Si bien estas secretarias solían tener otros oficios además del de mecanografistas, puede decirse que este último ha desaparecido, al menos en las oficinas de las grandes ciudades. De hecho, todavía pueden verse mecanografistas, por ejemplo, al frente del edificio de Coltabaco (en Cali), del Centro Administrativo Distrital-CAD (en Bogotá) y del Palacio de Justicia (en Manizales).
4. Ascensorista
Hoy en día, los edificios son una cosa común en las ciudades y, con ellos, los ascensores. Pero no siempre fue así. Los edificios altos fueron una rareza hasta hace unas cuantas décadas, y en los de hasta 5 pisos se consideraban suficientes las escaleras. Por esta razón, los ascensores no eran un elemento común ni cotidiano para muchos ciudadanos. Probablemente por el miedo a que los visitantes se quedaran encerrados o manipularan inadecuadamente los botones y los dañaran o desconfiguraran, los ascensoristas no eran una cosa rara.
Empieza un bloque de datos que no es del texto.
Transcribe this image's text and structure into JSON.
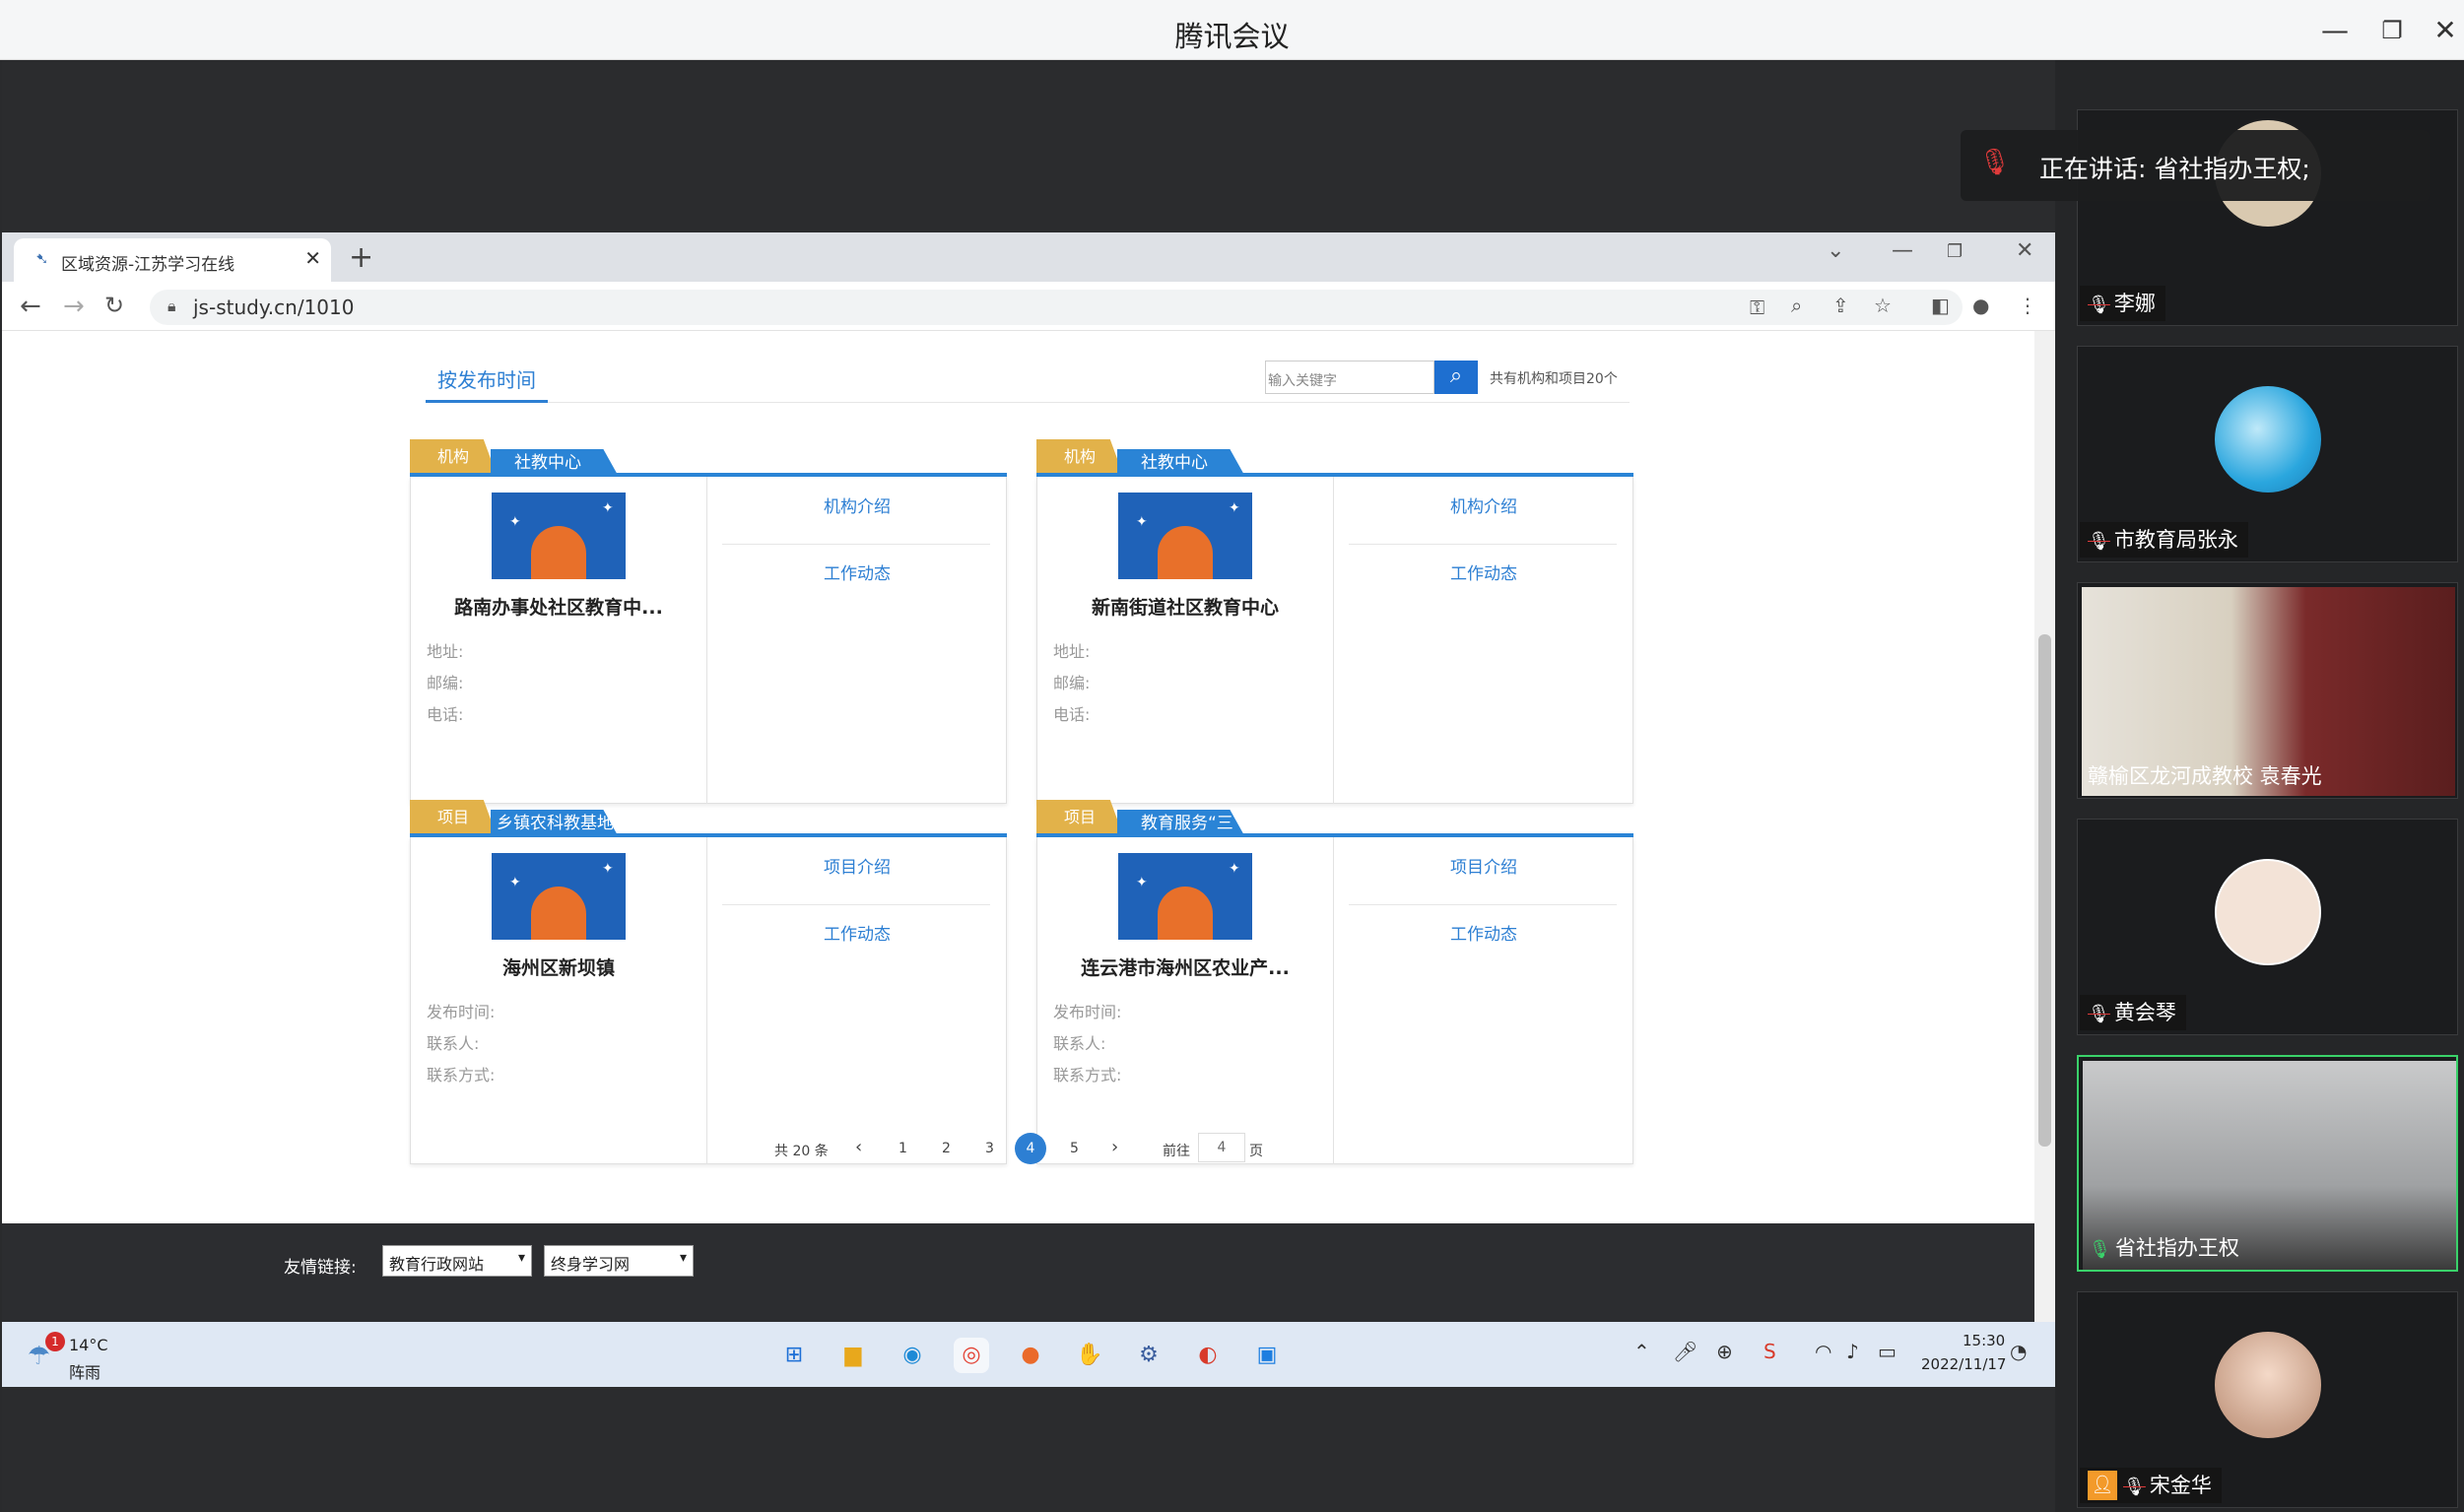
{
  "app": {
    "title": "腾讯会议"
  },
  "browser": {
    "tab_title": "区域资源-江苏学习在线",
    "url": "js-study.cn/1010"
  },
  "page": {
    "filter_tab": "按发布时间",
    "search_placeholder": "输入关键字",
    "total_count": "共有机构和项目20个",
    "cards": [
      {
        "tag": "机构",
        "category": "社教中心",
        "name": "路南办事处社区教育中...",
        "fields": [
          "地址:",
          "邮编:",
          "电话:"
        ],
        "links": [
          "机构介绍",
          "工作动态"
        ]
      },
      {
        "tag": "机构",
        "category": "社教中心",
        "name": "新南街道社区教育中心",
        "fields": [
          "地址:",
          "邮编:",
          "电话:"
        ],
        "links": [
          "机构介绍",
          "工作动态"
        ]
      },
      {
        "tag": "项目",
        "category": "乡镇农科教基地",
        "name": "海州区新坝镇",
        "fields": [
          "发布时间:",
          "联系人:",
          "联系方式:"
        ],
        "links": [
          "项目介绍",
          "工作动态"
        ]
      },
      {
        "tag": "项目",
        "category": "教育服务“三",
        "name": "连云港市海州区农业产...",
        "fields": [
          "发布时间:",
          "联系人:",
          "联系方式:"
        ],
        "links": [
          "项目介绍",
          "工作动态"
        ]
      }
    ],
    "pagination": {
      "total": "共 20 条",
      "prev": "‹",
      "next": "›",
      "pages": [
        "1",
        "2",
        "3",
        "4",
        "5"
      ],
      "active": "4",
      "goto_label": "前往",
      "goto_value": "4",
      "page_suffix": "页"
    },
    "footer": {
      "label": "友情链接:",
      "select1": "教育行政网站",
      "select2": "终身学习网"
    }
  },
  "taskbar": {
    "weather_temp": "14°C",
    "weather_desc": "阵雨",
    "weather_badge": "1",
    "time": "15:30",
    "date": "2022/11/17"
  },
  "meeting": {
    "speaking": "正在讲话: 省社指办王权;",
    "participants": [
      {
        "name": "李娜",
        "mic": "off",
        "kind": "avatar",
        "color": "#d9c9b0"
      },
      {
        "name": "市教育局张永",
        "mic": "off",
        "kind": "avatar",
        "color": "#2aa6de"
      },
      {
        "name": "赣榆区龙河成教校 袁春光",
        "mic": "none",
        "kind": "video",
        "color": "#8b6a52"
      },
      {
        "name": "黄会琴",
        "mic": "off",
        "kind": "avatar",
        "color": "#f3e3d7"
      },
      {
        "name": "省社指办王权",
        "mic": "on",
        "kind": "video",
        "color": "#b7b9bb"
      },
      {
        "name": "宋金华",
        "mic": "off",
        "kind": "avatar",
        "color": "#c9a18a"
      }
    ]
  }
}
Se trataba de señores o señoras, normalmente sentados en un banquito o parados al lado de este, que preguntaban adónde se dirigían los visitantes y se apresuraban a oprimir los botones de los diferentes pisos, los de abrir y cerrar la puerta y, de ser necesario, el de alarma o llamada. Y, con gran determinación, evitaban que los más curiosos —adultos y niños por igual— hundieran los botones por su cuenta.
5. Asesor de curva
Colombia es un país famoso por su difícil geografía. Todavía hoy, a pesar del avance de las vías 4G, vehículos particulares y de carga comparten espacio en carreteras difíciles, en las que la alta accidentalidad es una preocupación constante de los conductores. Han hecho carrera las quejas de los viajeros por la ausencia de dobles calzadas, incluso en corredores viales de altísimo tráfico vehicular e importancia estratégica para la economía del país, lo que los obliga a aventurarse por carriles estrechos, con alta pendiente, escasa visibilidad y curvas que a veces parecen imposibles.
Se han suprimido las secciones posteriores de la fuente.